I feel the way Haring does about SO MANY friends, family and fellow writers and artists, some of whom are still alive, and some who have passed on - or, better said, who have "dropped the body," for their spirit still survives and the memory of them and what they gave me and others survives to this day. I am eternally grateful to them, and thank them for welcoming me into 'the brotherhood.'

(And a special thank you to Keith and the Brooklyn Museum!)

Friday May 22, 1987

Quick meeting with a woman who called and wanted to talk about Brion Gysin and the problem of not letting him disappear.... Brion Gysin and William Burroughs have had an incredible influence on me and provided a lot of inspiration....It's important that his work be available for future generations of artists. Their work gave me a structure to understand what I had already done....
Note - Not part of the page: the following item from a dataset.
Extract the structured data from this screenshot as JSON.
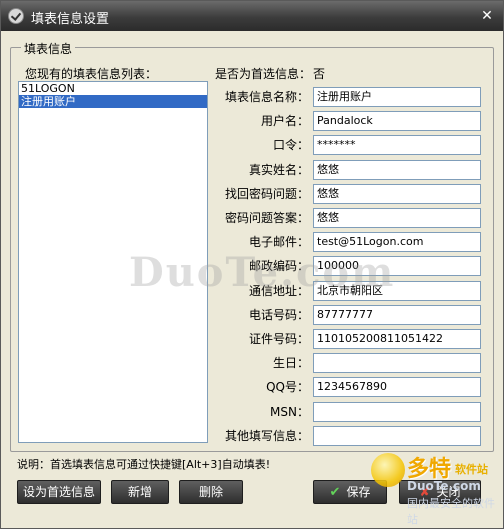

Also, it was my first real contact with "the brotherhood" of artists that has existed through the ages. They initiated me, in a way, into this "brotherhood" by sharing with me some of the secrets and intimacies of their lives as young, gay artists. There is a very real historical line that can be traced all the way back. Brion knew all about this. He spoke of it very eloquently and, although thoroughly more intelligent than me, never talked down to me, but talked to me as if I were also a part of this. Through his confidence in me and his assurance and analogies to my historical counterparts, I began to accept the fact that I am part of this, whether history will accept it or not. Many, like Brion, have been written out of history by the uninformed, barbarically (fake intellectual) conservative, homophobic public. It is up to the people who knew Brion and understood his importance to try to fight against his disappearance....

Self-Portrait with Glasses Painted by Kenny Scharf, circa 1980. Polaroid photograph. Collection Keith Haring Foundation. © Keith Haring Foundation

I strongly encourage you to visit Haring.com and the Haring Foundation Blog for more about Keith, and the work his art continues to do.

17 May 2012

International Day Against Homophobia/RIP Donna Summer

How sad and slightly ironic that the "Disco Queen" Donna Summer should pass today, the International Day Against Homophobia. Founded by the Martiniquean academic Louis-Georges Tin, the day attempts to coordinate events around the world to garner support and respect for lesbians and gays.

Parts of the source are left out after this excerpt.